It was more than a decade ago when I sketched out this painting. My son’s best friend had lost his mother, Maria. He asked me to do a portrait of her. They were barely teenagers. He provided me with a fuzzy photograph of her from a birthday. She looked happy. I had only met her once, so I’d have to rely almost entirely on the photo to recreate her image. But, despite my earnest intentions, it wasn’t time to create the portrait.
Over the years, the faintly-sketched canvas got moved from one corner to the next.
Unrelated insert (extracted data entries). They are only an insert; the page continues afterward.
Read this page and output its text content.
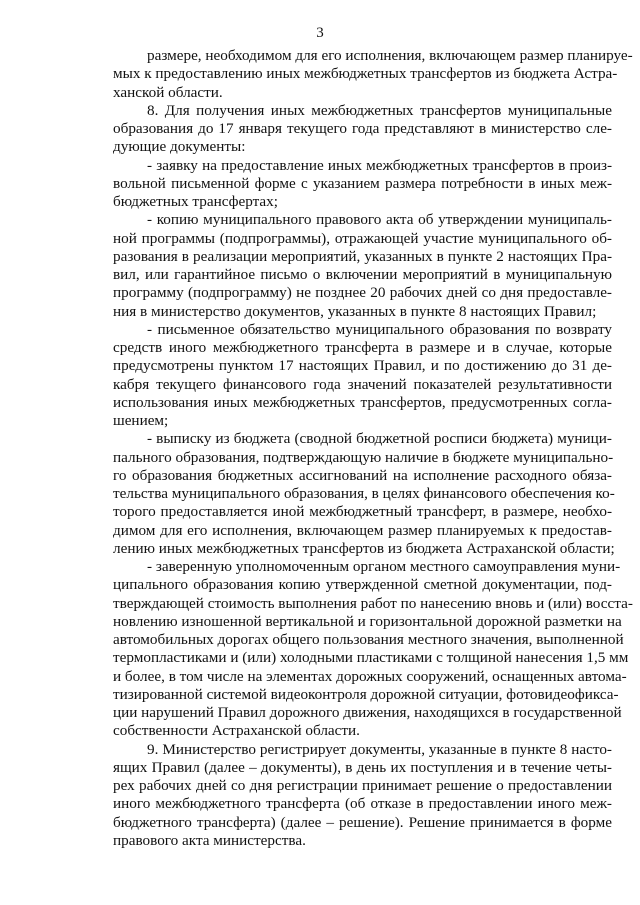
3
размере, необходимом для его исполнения, включающем размер планируе-
мых к предоставлению иных межбюджетных трансфертов из бюджета Астра-
ханской области.
8. Для получения иных межбюджетных трансфертов муниципальные
образования до 17 января текущего года представляют в министерство сле-
дующие документы:
- заявку на предоставление иных межбюджетных трансфертов в произ-
вольной письменной форме с указанием размера потребности в иных меж-
бюджетных трансфертах;
- копию муниципального правового акта об утверждении муниципаль-
ной программы (подпрограммы), отражающей участие муниципального об-
разования в реализации мероприятий, указанных в пункте 2 настоящих Пра-
вил, или гарантийное письмо о включении мероприятий в муниципальную
программу (подпрограмму) не позднее 20 рабочих дней со дня предоставле-
ния в министерство документов, указанных в пункте 8 настоящих Правил;
- письменное обязательство муниципального образования по возврату
средств иного межбюджетного трансферта в размере и в случае, которые
предусмотрены пунктом 17 настоящих Правил, и по достижению до 31 де-
кабря текущего финансового года значений показателей результативности
использования иных межбюджетных трансфертов, предусмотренных согла-
шением;
- выписку из бюджета (сводной бюджетной росписи бюджета) муници-
пального образования, подтверждающую наличие в бюджете муниципально-
го образования бюджетных ассигнований на исполнение расходного обяза-
тельства муниципального образования, в целях финансового обеспечения ко-
торого предоставляется иной межбюджетный трансферт, в размере, необхо-
димом для его исполнения, включающем размер планируемых к предостав-
лению иных межбюджетных трансфертов из бюджета Астраханской области;
- заверенную уполномоченным органом местного самоуправления муни-
ципального образования копию утвержденной сметной документации, под-
тверждающей стоимость выполнения работ по нанесению вновь и (или) восста-
новлению изношенной вертикальной и горизонтальной дорожной разметки на
автомобильных дорогах общего пользования местного значения, выполненной
термопластиками и (или) холодными пластиками с толщиной нанесения 1,5 мм
и более, в том числе на элементах дорожных сооружений, оснащенных автома-
тизированной системой видеоконтроля дорожной ситуации, фотовидеофикса-
ции нарушений Правил дорожного движения, находящихся в государственной
собственности Астраханской области.
9. Министерство регистрирует документы, указанные в пункте 8 насто-
ящих Правил (далее – документы), в день их поступления и в течение четы-
рех рабочих дней со дня регистрации принимает решение о предоставлении
иного межбюджетного трансферта (об отказе в предоставлении иного меж-
бюджетного трансферта) (далее – решение). Решение принимается в форме
правового акта министерства.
It gathered dust and, quite possibly, grew things. I wasn’t even entirely sure that I hadn’t painted over it in a moment of desperation.
When the pandemic hit, the canvas called to me. I found it, cleaned it and, surprisingly, my original sketch was still visible. The photograph hadn’t held up so well but, I would rely on Maria to help me fill in the blanks. It was time.
While I was, admittedly, consumed with fear, when the pandemic (and ensuing shut-down) happened, I felt this overwhelming need to finish things. Maria’s portrait was one of the first things to come to mind. Almost as if she had tapped me on the shoulder and whispered, “It’s time.”
To be clear, I am not an artist who can paint at will. My talent is something that seems to come and go. I do not pretend to be able to control it. Because my primary art-form is portraiture, I do not take for granted that I can always render a person’s likeness. There are times when it comes very easily, and there are times when it doesn’t come at all. So, I have learned not to force this work but, to wait for the right time. And, sometimes that time – as in this case – takes a very long time.
God rest Maria’s beautiful soul. I pray I did her justice.